どんな姿でもきっと

佐藤ぶそあ

どんな姿でもきっと

「ねえ、私が全裸中年男性だった、って言ったらどう思う?」

 和田島先輩が、読んでいたペーパーバックから視線を上げて、真剣な表情でおかしなことを言った。

 あたしはノートパソコンに文字を打ち込む手を止めて、首を傾げる。言葉が脳まで浸透していない感じ。

「うーん、全裸は言いすぎね。全裸はなしで。中年男性だったの。おじさん、ね?」

「ね、と言われましても……」

 助けを求めるように視線を左右に動かして、けれど文芸部の部室にはやっぱりあたしと和田島先輩しかいなかった。

 田の字に並べた机の、向かって正面に腰を下ろした和田島先輩は、アイスを二人分だけ買って来たのと打ち明けてきたときと同じ空気を纏っている。

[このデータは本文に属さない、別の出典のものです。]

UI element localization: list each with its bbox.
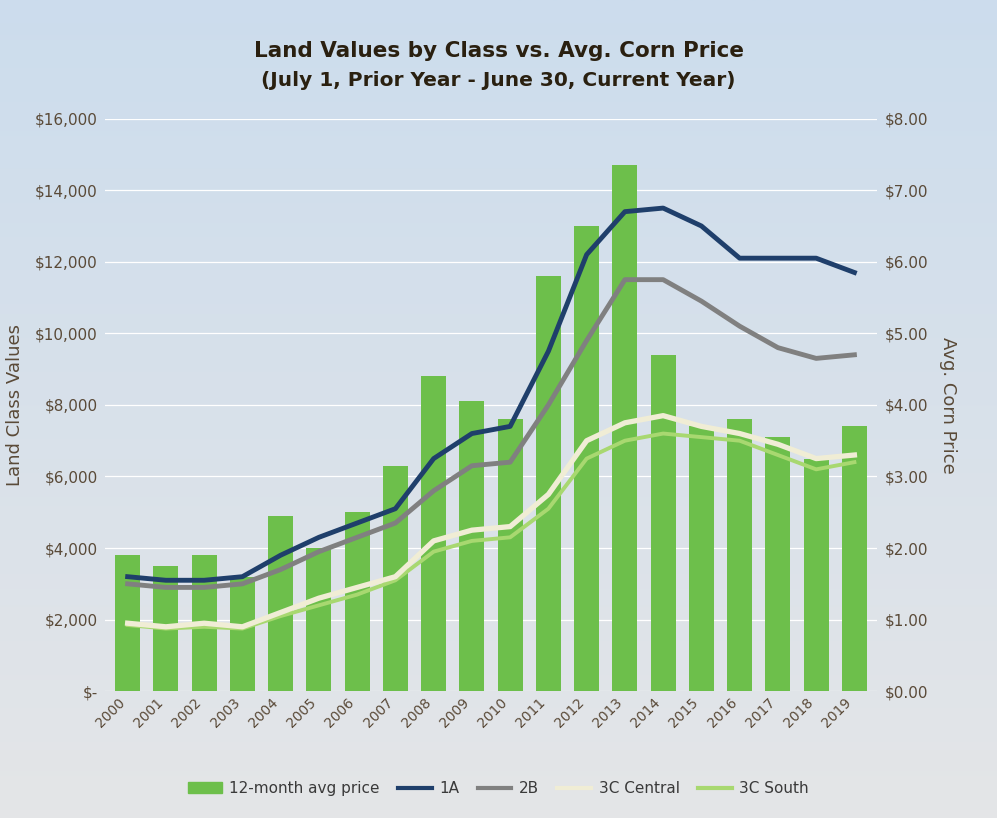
Bar — [154, 566, 178, 691]
Bar — [460, 402, 485, 691]
Bar — [689, 426, 714, 691]
Bar — [498, 419, 522, 691]
Y-axis label: Land Class Values: Land Class Values — [6, 324, 24, 486]
Bar — [804, 459, 829, 691]
Text: Land Values by Class vs. Avg. Corn Price: Land Values by Class vs. Avg. Corn Price — [253, 41, 744, 61]
Bar — [421, 376, 446, 691]
Bar — [191, 555, 216, 691]
Bar — [268, 516, 293, 691]
Bar — [116, 555, 140, 691]
Text: (July 1, Prior Year - June 30, Current Year): (July 1, Prior Year - June 30, Current Y… — [261, 71, 736, 90]
Bar — [306, 548, 331, 691]
Bar — [727, 419, 752, 691]
Bar — [383, 465, 408, 691]
Bar — [612, 165, 637, 691]
Bar — [345, 512, 370, 691]
Bar — [536, 276, 561, 691]
Bar — [651, 355, 676, 691]
Bar — [842, 426, 866, 691]
Legend: 12-month avg price, 1A, 2B, 3C Central, 3C South: 12-month avg price, 1A, 2B, 3C Central, … — [182, 775, 815, 802]
Bar — [766, 437, 791, 691]
Y-axis label: Avg. Corn Price: Avg. Corn Price — [939, 336, 957, 474]
Bar — [574, 226, 599, 691]
Bar — [230, 577, 255, 691]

 あたしと和田島先輩しかいないんじゃなくて、きっとそういう今だから、の言葉だ。

 慎重に口を開く。

「ええと、あたしにドキドキしたりしてくれます?」

「えっ」

 和田島先輩が素っ頓狂な声を上げる。なんだそれ。微塵も考えてなかった、みたいな。

「先輩、中年男性。あたし、女子高生。他に誰もいない放課後の教室で二人きり。どうです?」

「あ、その、ごめんね。私の言い方が悪かった。そういうんじゃなくて」

 そういうんじゃなくて!

「じゃあどういうのなんですか!」

 心と口が同時に動いた。

「私がおじさんみたいな嗜好、とかじゃなくて……ここにいる私がおじさんだったら、っていうか」

「守衛さんを呼びます」

「ええ~」

 今度は微妙な顔をする和田島先輩。

「いや、高校に先生でも職員さんでもないおじさんがいたらだめですよ」

「そうなんだけど、そうじゃなくて……」

 和田島先輩は眉根を寄せて、上手い例えが思いつかないな、と呟いている。

「なんですか。そういうシチュでもあったんです?」

 あたしに声をかける前に和田島先輩が読んでいた小説。格好をつけてペーパーバックなんて言ってしまったけれど、たぶんカバーを外した新文芸だ。

「前世が全裸中年男性、とか」

「どうしてわかったの!?」

 いや、どうしてと言われても。もちろん新文芸には転生者なんていない物語だって多いけれど、話の流れで考えたらそういう作品だったのかな、というのはあたしじゃなくても想像するはずだ。

「うん、そう。ついさっき記憶が戻ったの。私の前世はおじさんで、だけど今こうやって女子高生をしてる。それって後輩的にはどう思う?」

 シチュとしてはよくある奴だ。TSは転生ものの華。肉体的GLか、精神的BLか。いやそもそも、前世がおじさんであるなら精神年齢の差が先に来るわけで。

「おじさんは何歳なんですか? 三十歳くらい?」

「…………アラフォー」

 沈黙が長かった。和田島先輩の中では三十歳はおじさんカウントに入らないのかもしれない。渋みが足りないとかそういう。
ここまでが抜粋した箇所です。